Big data is awesome…because it’s BIG.  I’m not going to weigh in on the debate about what the proper dimension is to judge “bigness” on (is it the size of the data set or the size of the phenomena they describe?).  Rather, I just wanted to point out that big data—even more than “small” data—require data reduction prior to analysis with standard (e.g., correlation/regression) techniques.  More generally, theories (and, accordingly, results or “findings”) are useful only to the extent that they are portable and explicable, and these each generally necessitate some sort of data reduction.  For example, a (good) theory of weather is never ignorant of geography, but a truly useful theory of weather is capable of producing findings (and hence being analyzed) in the absence of GPS data.

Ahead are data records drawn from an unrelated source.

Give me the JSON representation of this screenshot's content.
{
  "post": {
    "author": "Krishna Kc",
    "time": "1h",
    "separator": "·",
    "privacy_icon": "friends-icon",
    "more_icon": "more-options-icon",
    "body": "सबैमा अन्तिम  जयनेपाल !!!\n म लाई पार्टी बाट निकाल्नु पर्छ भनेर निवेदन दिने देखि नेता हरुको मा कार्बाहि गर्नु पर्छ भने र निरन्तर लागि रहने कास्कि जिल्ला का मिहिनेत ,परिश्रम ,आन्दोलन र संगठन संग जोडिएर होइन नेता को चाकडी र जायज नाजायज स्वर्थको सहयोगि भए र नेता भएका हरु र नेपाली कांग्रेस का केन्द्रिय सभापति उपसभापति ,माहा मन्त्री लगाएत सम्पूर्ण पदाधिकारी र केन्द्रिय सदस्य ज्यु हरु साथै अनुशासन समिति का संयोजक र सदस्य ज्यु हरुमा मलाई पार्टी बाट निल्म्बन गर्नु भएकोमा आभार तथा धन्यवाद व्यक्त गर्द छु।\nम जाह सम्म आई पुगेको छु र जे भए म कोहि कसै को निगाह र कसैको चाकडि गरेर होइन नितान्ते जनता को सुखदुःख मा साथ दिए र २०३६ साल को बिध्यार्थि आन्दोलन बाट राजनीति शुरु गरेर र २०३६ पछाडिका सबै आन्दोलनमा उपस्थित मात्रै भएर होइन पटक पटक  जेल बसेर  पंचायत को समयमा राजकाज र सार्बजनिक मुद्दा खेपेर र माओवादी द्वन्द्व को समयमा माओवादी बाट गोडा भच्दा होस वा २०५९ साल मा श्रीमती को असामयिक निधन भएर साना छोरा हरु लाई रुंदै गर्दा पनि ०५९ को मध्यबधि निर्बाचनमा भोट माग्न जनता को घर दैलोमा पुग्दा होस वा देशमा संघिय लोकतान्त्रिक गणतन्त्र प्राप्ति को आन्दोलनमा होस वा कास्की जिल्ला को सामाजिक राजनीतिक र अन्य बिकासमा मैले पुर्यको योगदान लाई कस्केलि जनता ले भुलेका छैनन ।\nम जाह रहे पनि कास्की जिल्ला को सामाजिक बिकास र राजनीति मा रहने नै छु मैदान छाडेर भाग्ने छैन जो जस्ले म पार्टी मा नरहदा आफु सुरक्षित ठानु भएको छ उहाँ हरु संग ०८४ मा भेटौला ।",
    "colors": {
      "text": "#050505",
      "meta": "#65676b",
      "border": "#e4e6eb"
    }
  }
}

A useful theory of weather needs to be at least mostly location-independent.  The same is true of social science: a useful theory’s predictions should be largely, if not completely, independent of the identities of the actors involved.  It’s not useful to have a theory of conflict that requires one to specify every aspect of the conflict prior to producing a prediction and/or prescription.

Data reduction is aggregation.  That is, data reduction takes big things and makes them small by (colloquially) “adding up/combining” the details into a smaller (and necessarily less-than-completely-precise) representation of the original.

Maggie Penn and I have recently written a short piece, tentatively titled “Analyzing Big Data: Social Choice & Measurement,” to hopefully be included in a symposium on “Big Data, Causal Inference, and Formal Theory” (or something like that), coordinated by Matt Golder.[1]

In a nutshell, our argument in the piece is that characterizing and judging data reduction is a subset of social choice theory.  Practically, then, we argue that the empirical and logistical difficulties with trying to characterize the properties/behaviors of various empirical approaches to dealing with “big data” suggest the value of the often-overlooked “axiomatic” approaches that form the heart of social choice theory.  We provide some examples from network analysis to illustrate our points.

Anyway, I throw this out there to provoke discussion as well as troll for feedback: we’re very interested in complaints, criticisms, and suggestions.[2]  Feel free to either comment here or email me at

With that, I leave you with this.

[1] The symposium came out of a roundtable that I had the pleasure of being part of at the Midwest Political Science Association meetings (which was surprisingly well-attended—you can see the top of my coiffure in the upper left corner of this picture).

[2] I’m also always interested in compliments.